# TP6: Catégorisation de documents texte
###### _Nous nous sommes servis des fichiers présents sur le Moodle, ceci est notre code pour la génération de nos propres vecteurs de page_

In [230]:
import pandas as pd

### Importation du csv

In [231]:
df = pd.read_csv("simplewiki.csv", encoding='utf-8')

In [232]:
df["text"]

0         A '''demo''' is a small portion or sample of a...
1         {{Commonscat|Islands of North America}}\n\n[[C...
2         '''Mirrors and forks of Wikipedia''' are publi...
3         {{italictitle}}\n\n'''''Buck the World''''' is...
4         {{multiple issues|\n{{BLP unsourced|date=Augus...
                                ...                        
234020                       #REDIRECT [[March 24]]\n      
234021                            #REDIRECT [[NBC]]\n      
234022    [[Category:Arabic language|Words]]\n[[category...
234023    '''Slab Fork''' is an [[Unincorporated area|un...
234024    {{Infobox F1 team\n| Constructor_name   = {{fl...
Name: text, Length: 234025, dtype: object

#### Récupérer des textes avec une liste de titres donnée

In [237]:
getPages = lambda pages_to_search: [df['text'][df['title'] == page].item() for page in pages_to_search if len(df['text'][df['title'] == page]) > 0] 

In [238]:
pages_to_show = ['List of Nobel Prize winners in Chemistry',
                'List of Nobel Prize winners in Economics',
                'List of Nobel Prize winners in Literature',
                'List of Nobel Prize winners in Physics',
                'List of Nobel Prize winners in Physiology or Medicine']

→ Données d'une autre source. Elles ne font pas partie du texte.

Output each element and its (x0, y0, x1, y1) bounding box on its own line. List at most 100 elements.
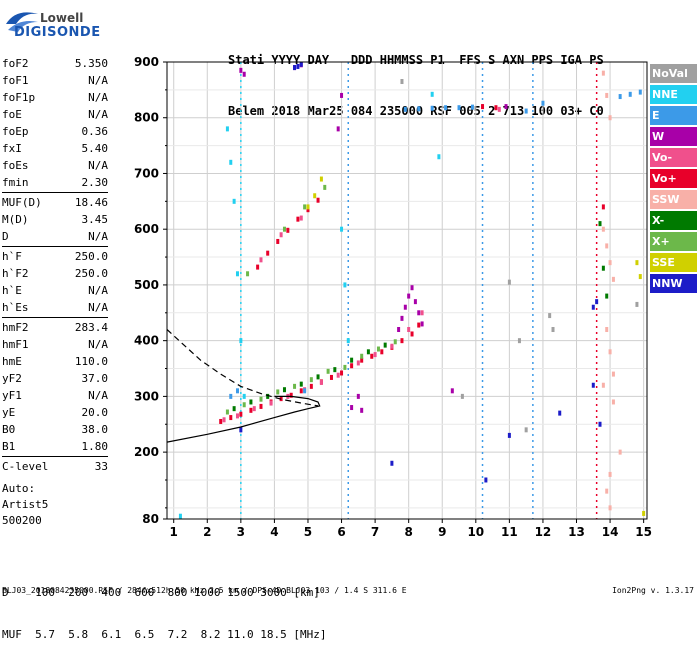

data_text = getPages(pages_to_show)



  """Entry point for launching an IPython kernel.


In [239]:
len(data_text)

5

#### Récolte des différentes références dans chacune des listes de Prix Nobel

In [240]:
import re

all_valid_references = []

for text in data_text:
    all_valid_references.append(getPages([s.replace("[[","").replace("]]","") for s in re.findall(r'\[\[.*?\]\]', text)]))


  """Entry point for launching an IPython kernel.


91


In [248]:
len(all_valid_references)

5

#### Choix aléatoire de 25 des références par liste

In [249]:
import random

data_references = []

for list_references in all_valid_references:
    #Pour chaque liste, on prend 25 références aléatoirement
    data_references.extend(random.sample(list_references,25))
    

In [250]:
len(data_references)

125

##### Construction des vecteurs avec TF-IDF

In [251]:
from sklearn.feature_extraction.text import TfidfVectorizer
tfidf_vectorizer = TfidfVectorizer(max_df=0.95, min_df=2, stop_words='english')

In [252]:
tfidf = tfidf_vectorizer.fit_transform(data_references)

In [253]:
print(tfidf.toarray())

[[0.         0.         0.         ... 0.         0.         0.        ]
 [0.         0.         0.         ... 0.         0.         0.        ]
 [0.         0.         0.         ... 0.         0.         0.        ]
 ...
 [0.04744128 0.01059616 0.00275113 ... 0.         0.00275113 0.        ]
 [0.         0.         0.         ... 0.         0.         0.        ]
 [0.         0.         0.         ... 0.         0.         0.        ]]


#### On met la matrice de TF-IDF en DataFrame

In [254]:
df = pd.DataFrame(tfidf.toarray())

##### Fonction d'ajout de la colonne de classe

In [259]:
def add_class_column(df, nb_elts_per_class):
    classes = []
    
    for classe in ['chemistry', 'economics','literature','physics','medicine']:
        classes.extend([classe]*nb_elts_per_class)
    
    df["Classes"] = classes 
    
    df.columns = [f'f{title+1}' if type(title) == int else title for title in df.columns]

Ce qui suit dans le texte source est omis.